IN ATENEO

Antonio De Toni, geologo Unipd e soldato all’alba della Grande guerra

Antonio De Toni era assistente alla cattedra di mineralogia e geologia applicata all’università di Padova quando, nel 1915, decise di arruolarsi volontario nelle truppe Alpine, nonostante fosse stato dichiarato inabile alla visita medica.  Una foto lo ritrae orgoglioso in divisa da sottotenente, la piuma sul cappello. Ma Antonio fu il primo, fra gli appartenenti alla comunità universitaria padovana, a cadere in battaglia. Accadde pochi giorni dopo la sua partenza: era l'8 giugno 1915.

La Biblioteca di Geoscienze conserva le sue pubblicazioni, le carte geologiche, alcuni scritti di commemorazione e una scatola d'archivio con i taccuini di campagna, le foto, appunti e schizzi dei fossili, e anche i campioni che aveva raccolto e studiato.

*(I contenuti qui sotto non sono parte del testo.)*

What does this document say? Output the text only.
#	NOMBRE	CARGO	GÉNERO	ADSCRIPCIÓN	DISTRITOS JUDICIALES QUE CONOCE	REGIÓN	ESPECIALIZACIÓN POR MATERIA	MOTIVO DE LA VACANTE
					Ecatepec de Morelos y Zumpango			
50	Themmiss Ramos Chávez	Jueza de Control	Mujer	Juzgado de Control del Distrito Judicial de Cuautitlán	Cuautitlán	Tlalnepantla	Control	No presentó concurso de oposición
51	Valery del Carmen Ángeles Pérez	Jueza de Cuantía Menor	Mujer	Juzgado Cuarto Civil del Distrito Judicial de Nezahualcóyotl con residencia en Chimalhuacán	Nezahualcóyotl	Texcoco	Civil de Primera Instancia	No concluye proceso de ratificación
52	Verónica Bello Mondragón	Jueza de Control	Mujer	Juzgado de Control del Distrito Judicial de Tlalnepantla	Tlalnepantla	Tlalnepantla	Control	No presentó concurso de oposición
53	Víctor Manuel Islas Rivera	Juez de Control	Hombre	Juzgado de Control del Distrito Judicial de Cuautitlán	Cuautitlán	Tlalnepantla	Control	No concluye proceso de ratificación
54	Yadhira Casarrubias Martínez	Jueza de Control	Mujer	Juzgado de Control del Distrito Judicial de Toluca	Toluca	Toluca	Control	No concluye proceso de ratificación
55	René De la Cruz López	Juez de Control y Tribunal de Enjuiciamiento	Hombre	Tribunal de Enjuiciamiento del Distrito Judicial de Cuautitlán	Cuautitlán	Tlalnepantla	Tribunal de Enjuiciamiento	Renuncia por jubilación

E su di lui e la sua breve vita di studioso caduto per la patria ha deciso di organizzare una mostra virtuale, a 100 anni dall’armistizio.

Veneziano, si era diplomato nella sua città e poi laureato a Padova in scienze naturali nel 1910. Per la tesi aveva presentato un esame geologico dei depositi del Lido della Laguna di Venezia, ma l'esame finale comprendeva anche una prova pratica in zoologia, geologia e geografia fisica, un esame orale in due materie a scelta, botanica e geologia. Antonio si laureò con lode. 

Nel 1912 lo ritroviamo assistente alla Cattedra di mineralogia e geologia applicata nella Scuola di applicazione per ingegneri. Il brillante studioso aveva 23 anni e aveva già prodotto diversi scritti, tra cui una precisa documentazione dell'escursione all'Isola d'Elba e alle cave marmifere degli Apuani, che aveva intrapreso con il professore del quale era assistente, Giorgio Dal Piaz.

Il Cadore, la sua Venezia, i colli Euganei, il bellunese erano i luoghi in cui si concentravano in particolare i suoi studi e i suoi rilievi; riempiva taccuini di campagna con appunti e trasportava i suoi schizzi su carte geologiche particolareggiate.
La passione per la paleontologia lo portò allo studio approfondito di fossili, soprattutto dei brachiopodi. Rimangono pochi scritti, ma piuttosto esaustivi, tra cui la descrizione di una fauna liassica a brachiopodi, lamellibranchi e crinoidi in un calcare della Cima di Vedana, la descrizione di una fauna a brachiopodi proveniente da un sito prossimo alla cima del monte Rite, e la descrizione della fauna triassica di Valpedena. 

Nel 1913 partecipò alla spedizione scientifica promossa dalla Società geologica italiana in Albania con l'incarico di stilare la relazione sui risultati geologici. Con spirito giornalistico documentò spostamenti ed esplorazioni; realizzò non solo una carta geologica preliminare ma anche una serie di profili geologici che evidenziavano la tettonica per pieghe e sovrascorrimenti.
Il suo lavoro di studioso, accademico, appassionato geologo continuò, sempre preciso e costante, fino allo scoppio della guerra, e alla sua partenza per le Dolomiti. Era lì il 7 giugno, sul monte Piana, a combattere. Venne ferito e quindi portato ad Auronzo per le cure, dove morì il giorno seguente. Aveva appena compiuto 26 anni.

Pochi giorni dopo, suo padre Ettore inviò una lettera al prefetto dell’Orto botanico di Padova, Pier Andrea Saccardo, nella quale,  ricordando il proprio figlio caduto, scriveva: “Egli ha voluto offrirsi, anche non chiamato, per la sua Patria e le ha sacrificato la vita, lasciandoci nel pianto. La sua carriera, i suoi diletti studi, tutto è spezzato dalle palle nemiche, ma spezzato più di tutti è il nostro cuore”.